As IT professionals, a lot has changed in our world over the last 20 years. With each significant shift, some of us have jumped in with both feet while others have tepidly tested the water with a single toe, and some were dragged along kicking and screaming.

We’ve gone from being the only ones who knew how to build and manage servers to becoming consumers of clouds. We went from being sys admins that did everything once and then forgot it to embracing DevOps to automate our world.  We’re no longer perceived as the choke point for implementing new technologies; instead, we’ve become the enablers—the most important part of the product development value chain.

Here we are. Yet this is only the beginning.

The reality is that over the past couple of decades, IT has emerged from its chrysalis, but we haven’t yet spread our wings.
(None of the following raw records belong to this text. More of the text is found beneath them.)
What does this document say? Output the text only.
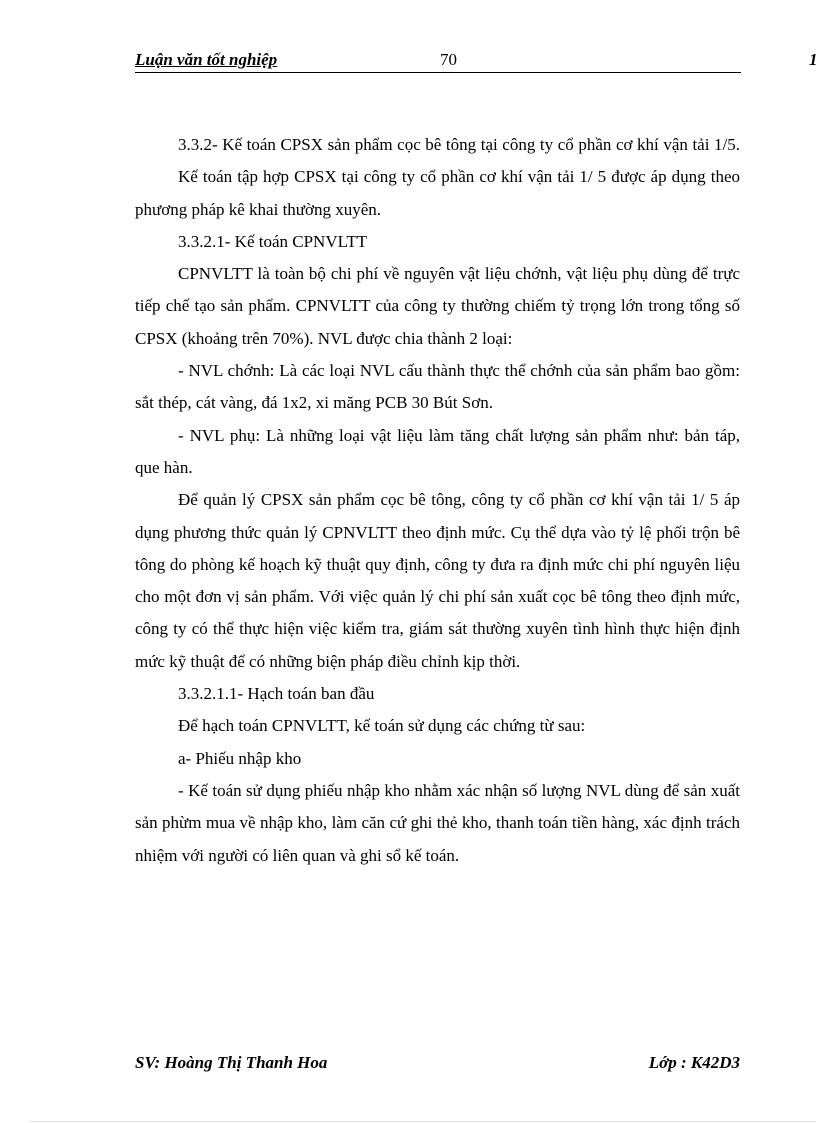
Luận văn tốt nghiệp	70	1

3.3.2- Kế toán CPSX sản phẩm cọc bê tông tại công ty cổ phần cơ khí vận tải 1/5.

Kế toán tập hợp CPSX tại công ty cổ phần cơ khí vận tải 1/ 5 được áp dụng theo phương pháp kê khai thường xuyên.

3.3.2.1- Kế toán CPNVLTT

CPNVLTT là toàn bộ chi phí về nguyên vật liệu chớnh, vật liệu phụ dùng để trực tiếp chế tạo sản phẩm. CPNVLTT của công ty thường chiếm tỷ trọng lớn trong tổng số CPSX (khoảng trên 70%). NVL được chia thành 2 loại:

- NVL chớnh: Là các loại NVL cấu thành thực thể chớnh của sản phẩm bao gồm: sắt thép, cát vàng, đá 1x2, xi măng PCB 30 Bút Sơn.

- NVL phụ: Là những loại vật liệu làm tăng chất lượng sản phẩm như: bản táp, que hàn.

Để quản lý CPSX sản phẩm cọc bê tông, công ty cổ phần cơ khí vận tải 1/ 5 áp dụng phương thức quản lý CPNVLTT theo định mức. Cụ thể dựa vào tỷ lệ phối trộn bê tông do phòng kế hoạch kỹ thuật quy định, công ty đưa ra định mức chi phí nguyên liệu cho một đơn vị sản phẩm. Với việc quản lý chi phí sản xuất cọc bê tông theo định mức, công ty có thể thực hiện việc kiểm tra, giám sát thường xuyên tình hình thực hiện định mức kỹ thuật để có những biện pháp điều chỉnh kịp thời.

3.3.2.1.1- Hạch toán ban đầu

Để hạch toán CPNVLTT, kế toán sử dụng các chứng từ sau:

a- Phiếu nhập kho

- Kế toán sử dụng phiếu nhập kho nhằm xác nhận số lượng NVL dùng để sản xuất sản phừm mua về nhập kho, làm căn cứ ghi thẻ kho, thanh toán tiền hàng, xác định trách nhiệm với người có liên quan và ghi sổ kế toán.

SV: Hoàng Thị Thanh Hoa	Lớp : K42D3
Once again, I project that enterprise IT is on the cusp of a transformative change.

To understand the indicators, let’s take a step back.
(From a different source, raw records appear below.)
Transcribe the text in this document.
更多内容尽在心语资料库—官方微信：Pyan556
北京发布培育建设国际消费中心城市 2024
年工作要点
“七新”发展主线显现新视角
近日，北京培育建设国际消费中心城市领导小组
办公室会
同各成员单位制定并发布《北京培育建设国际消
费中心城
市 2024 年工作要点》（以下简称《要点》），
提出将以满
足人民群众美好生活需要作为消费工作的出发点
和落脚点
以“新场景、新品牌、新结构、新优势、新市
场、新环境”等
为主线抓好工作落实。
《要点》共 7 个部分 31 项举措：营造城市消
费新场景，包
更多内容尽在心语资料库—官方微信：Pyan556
For perspective, ten years ago, when a server approached it's end of life, the procedure was straightforward (even if it caused heartburn and tears): order hardware, build, configure, setup the OS and apps, migrate data onto the new box, test, cut over, then finally retire the old box to the bone yard.
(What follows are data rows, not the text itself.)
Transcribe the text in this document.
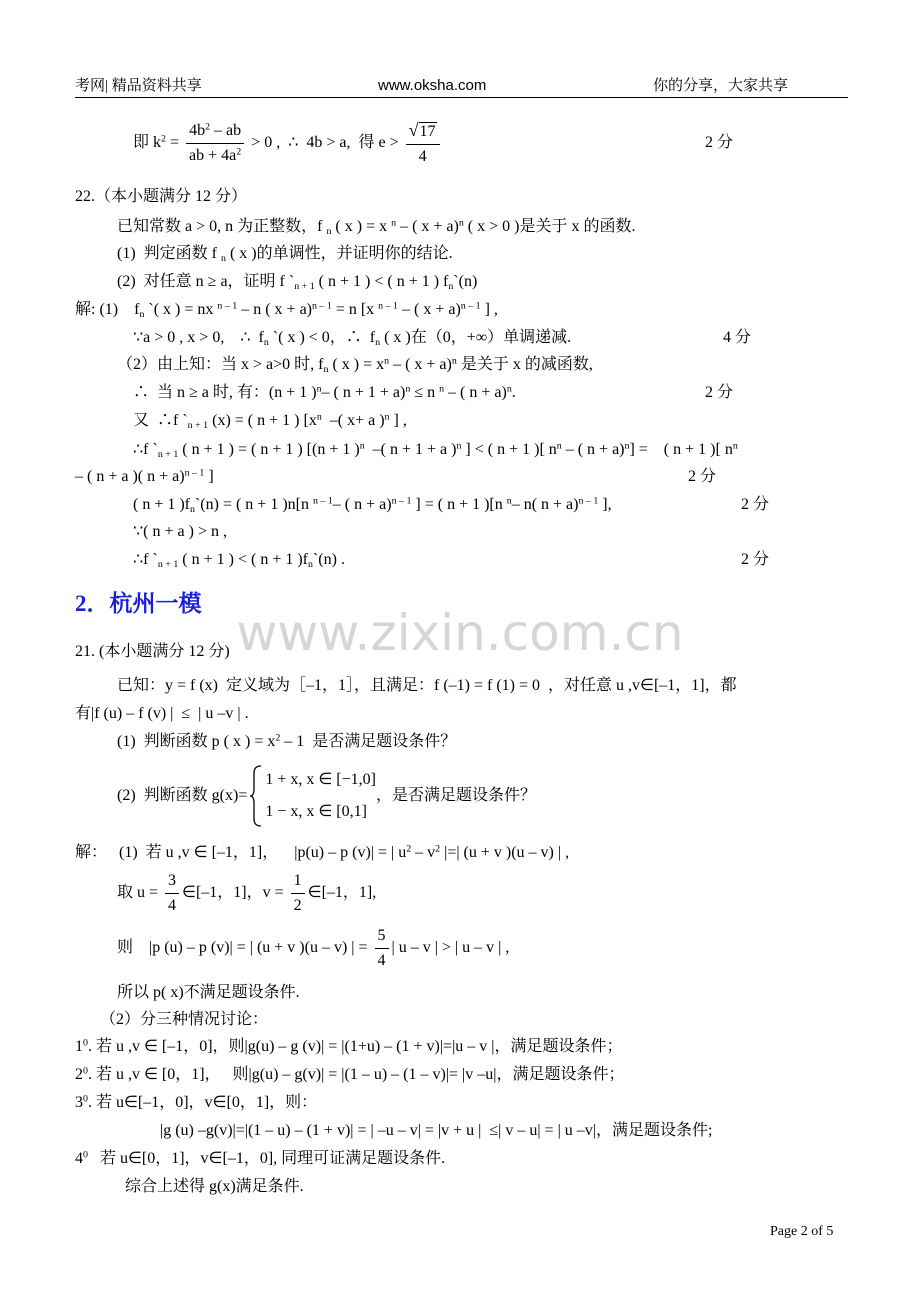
考网| 精品资料共享	www.oksha.com	你的分享，大家共享
即 $k^2 = \frac{4b^2 - ab}{ab + 4a^2} > 0$ ,  ∴  4b > a,  得 $e > \frac{√17}{4}$	2 分
22.（本小题满分 12 分）
已知常数 a > 0, n 为正整数，f $_n$ ( x ) = x $^n$ – ( x + a)$^n$ ( x > 0 )是关于 x 的函数.
(1)  判定函数 f $_n$ ( x )的单调性，并证明你的结论.
(2)  对任意 n ≥ a，证明 f $`_{n + 1}$ ( n + 1 ) < ( n + 1 ) $f_n`(n)$
解: (1)    $f_n$ `( x ) = nx $^{n - 1}$ – n ( x + a)$^{n - 1}$ = n [x $^{n - 1}$ – ( x + a)$^{n - 1}$ ] ,
∵a > 0 , x > 0,    ∴  $f_n$ `( x ) < 0，∴  $f_n$ ( x )在（0，+∞）单调递减.	4 分
（2）由上知：当 x > a>0 时, $f_n$ ( x ) = $x^n$ – ( x + a)$^n$ 是关于 x 的减函数,
∴  当 n ≥ a 时, 有：(n + 1 )$^n$– ( n + 1 + a)$^n$ ≤ n $^n$ – ( n + a)$^n$.	2 分
又  ∴f $`_{n + 1}$ (x) = ( n + 1 ) [$x^n$  –( x+ a )$^n$ ] ,
∴f $`_{n + 1}$ ( n + 1 ) = ( n + 1 ) [(n + 1 )$^n$  –( n + 1 + a )$^n$ ] < ( n + 1 )[ $n^n$ – ( n + a)$^n$] =    ( n + 1 )[ $n^n$
– ( n + a )( n + a)$^{n - 1}$ ]	2 分
( n + 1 )$f_n`(n)$ = ( n + 1 )n[n $^{n - 1}$– ( n + a)$^{n - 1}$ ] = ( n + 1 )[n $^n$– n( n + a)$^{n - 1}$ ],	2 分
∵( n + a ) > n ,
∴f $`_{n + 1}$ ( n + 1 ) < ( n + 1 )$f_n`(n)$ .	2 分
www.zixin.com.cn
2．杭州一模
21. (本小题满分 12 分)
已知：y = f (x)  定义域为［–1，1］，且满足：f (–1) = f (1) = 0  ，对任意 u ,v∈[–1，1]，都
有|f (u) – f (v) |  ≤  | u –v | .
(1)  判断函数 p ( x ) = $x^2 - 1$  是否满足题设条件？
(2)  判断函数 g(x)=
1 + x, x ∈ [−1,0]
1 − x, x ∈ [0,1]
，是否满足题设条件？
解：   (1)  若 u ,v ∈ [–1，1]，    |p(u) – p (v)| = | $u^2 - v^2$ |=| (u + v )(u – v) | ,
取 $u = \frac{3}{4}$ ∈[–1，1]，$v = \frac{1}{2}$ ∈[–1，1],
则    |p (u) – p (v)| = | (u + v )(u – v) | = $\frac{5}{4}$ | u – v | > | u – v | ,
所以 p( x)不满足题设条件.
（2）分三种情况讨论：
$1^0$. 若 u ,v ∈ [–1，0]，则|g(u) – g (v)| = |(1+u) – (1 + v)|=|u – v |，满足题设条件；
$2^0$. 若 u ,v ∈ [0，1]，   则|g(u) – g(v)| = |(1 – u) – (1 – v)|= |v –u|，满足题设条件；
$3^0$. 若 u∈[–1，0]，v∈[0，1]，则：
|g (u) –g(v)|=|(1 – u) – (1 + v)| = | –u – v| = |v + u |  ≤| v – u| = | u –v|，满足题设条件;
$4^0$   若 u∈[0，1]，v∈[–1，0], 同理可证满足题设条件.
综合上述得 g(x)满足条件.
Page 2 of 5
Then we got a bit smarter. We started automating bits and pieces of the process to ease the pain. At the same time, an online book store was building this cloud thing, something called IaaS that would allow enterprises to provision, build, test and de-provision a server in less time than it took IT to procure one for them. Ouch.

So we decided to learn virtualization. This allowed us to build our own “clouds” and make things happen faster by having readily available compute resources. Thus began the great battle of public (bookstore guys) vs. private (hypervisor guys). Acronyms ensued. Additionally, all this led to a tightly held belief that it mattered what hypervisor our stuff ran on, because some were better or more secure than others.

However, now that we’ve embraced consuming cloud services over provisioning IT in-house, it really doesn’t matter what hypervisor our stuff runs on anymore—as long as it is stable, secure and cost-effective. Today, public clouds (IaaS providers) are a commonplace, even preferred alternative to provisioning our own infrastructure.

It’s time to position for the next IT shift.

It’s my assertion that we are poised for another tectonic shift in the enterprise IT market. In the next five years, I believe the operating system will go the way of the hypervisor. Here today, gone tomorrow. Ten years ago, we cared what hypervisor our stuff ran on, today we don’t. Today, we care what OS our applications run on, tomorrow, I don’t expect it will be relevant.

The business no longer cares about the specifics of how the applications that run the businesses work. Rather, the business thinks in the abstractions that make up the application stack. For example, think of the systems that make up your financials. It used to be that one of the big three ERP firms would come to mind. You’d select a firm, implement its architecture design, build the servers, configure the OS, install the apps, customize the user experience, load data, embark on user acceptance testing and so on. Fast-forward 3 to 5 years, and you’d have a functional ERP solution to move over to.

Now, instead consider combining the best of DevOps with application orchestration. Doing so would enable the simple consumption of services that once required subject matter expertise, at a hefty cost and time commitment to the business.

As application orchestration becomes more mature and pervasive, we will no longer think of the OS, but rather in the abstraction of the application stack. Instead of talking about a three-tier architecture made up of servers, network devices, operating systems, applications and storage, we will simply call out the ERP AppStack (or the CRM AppStack or any other AppStack representing a business process).

In the near future, we’ll no longer care what OS is running under our applications—only that our applications are running. And, when we think about cloud mobility, we’ll no longer think in the context of individual servers, but rather in the form of an abstraction called the AppStack.

In order to continue to support business agility and growth, IT professionals must prepare for this shift. I know I am. As I staff up my teams, I seek sys admins with scripting and automation experience. Development skills are critical, and DevOps is an absolute must.